You could argue the presence of a working class and a non-working underclass in Clarke’s comparison between the two council estate teenagers and the more affluent family they babysit for. Inspired by screenwriter Andrea Dunbar’s own experiences of growing up in the city, the film proves to be an evocative and uncomfortable window on northern Britain in the mid-1980s that also manages to be endearing by capturing the qualities of the human spirit in spite of hardship. And, given that its tagline is “Thatcher’s Britain with her knickers down”, you know it’s going to be very funny at times.
1. High Hopes & Meantime (Leigh, UK, 1983/1988)
In the 1980s, writer-director Mike Leigh was an angry man. In has recently talked about the benefit of hindsight when looking back at his work during the decade, only now openly acknowledging the politicisation of his defiantly social-conscious films. He’s an intelligent guy, he knows what he was doing, but admits, at the time, his creative juices were fuelled by anger.
What that indignation achieves is a pair of films that provide acerbic documents of 1980s Britain during Margaret Thatcher’s reign.
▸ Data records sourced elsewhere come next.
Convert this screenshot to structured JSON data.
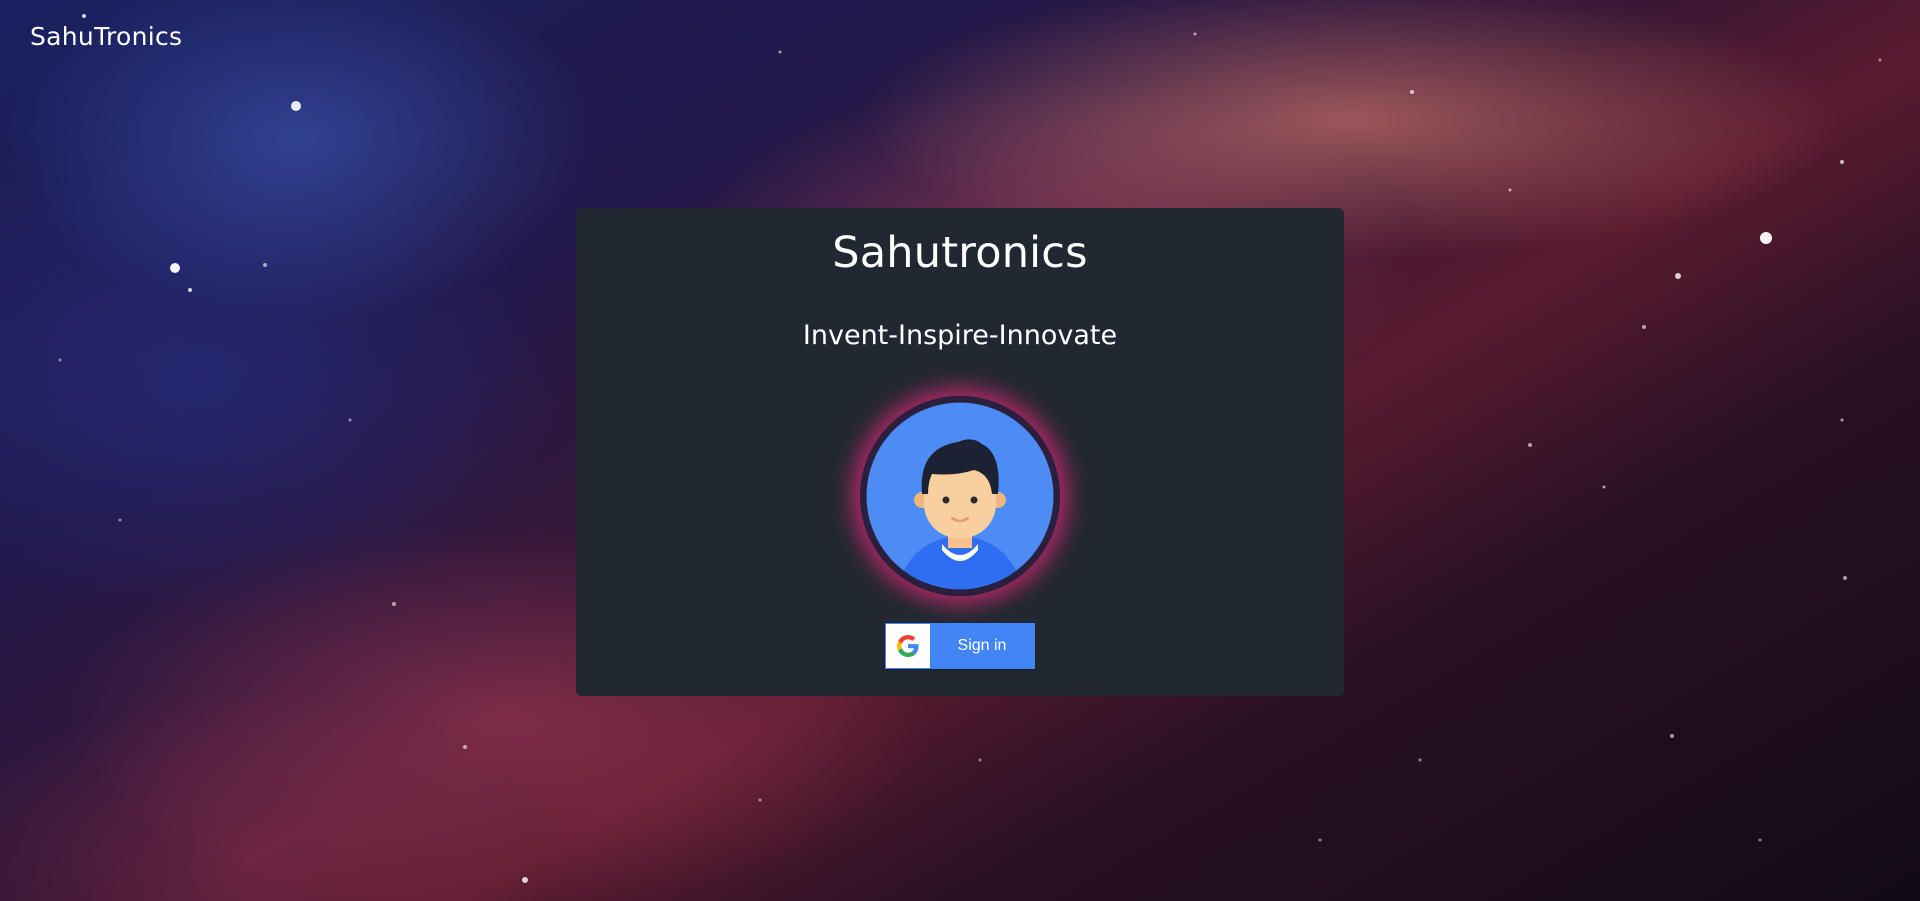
{
  "navbar": {
    "brand": "SahuTronics"
  },
  "card": {
    "title": "Sahutronics",
    "tagline": "Invent-Inspire-Innovate",
    "avatar_icon": "user-avatar-icon",
    "avatar_glow_color": "#e22878",
    "background_color": "#222831"
  },
  "signin_button": {
    "label": "Sign in",
    "icon": "google-g-icon",
    "color": "#4285f4"
  }
}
Both Meantime (a 1983 TV film screened on Channel 4 after debuting at the London Film Festival) and High Hopes (1988) showcase, across a five-year span, working class dissatisfaction, alienation and disenfranchisement during a period of recession and historically high employment.
Meantime emits the stench of sink estates as generations of jobless lose sight of any aspiration they might have had, the government’s dismantlement of industry and strangled public spending personified through a family on the dole. This contrasts with the widening gap between the working and middle class. This is further highlighted in High Hopes’ depiction of Phil Daniels’ working class socialist and the varying social situations of those closest to him. For instance, his Tory-voting council tenant mother, his social-climbing sister, and the yuppie couple who have bought and renovated a former social housing townhouse next door to his mother with the intention of selling it for profit.
Both present wonderful time capsules of 1980s Britain from the perspective of those hit hardest by recession, unemployment and public cuts and those reaping the benefits of Thatcher’s economic ideology, notably the privatisation of public assets including national industries and council housing. The enduring qualities of both films are revealed through Leigh’s capacity to find a comic undertone despite troubling circumstances, often focusing on the make-up of personal relationships and how they are affected by the wider social and economic environment of the moment.
Over to you: what are your fave eighties films about the 1980s?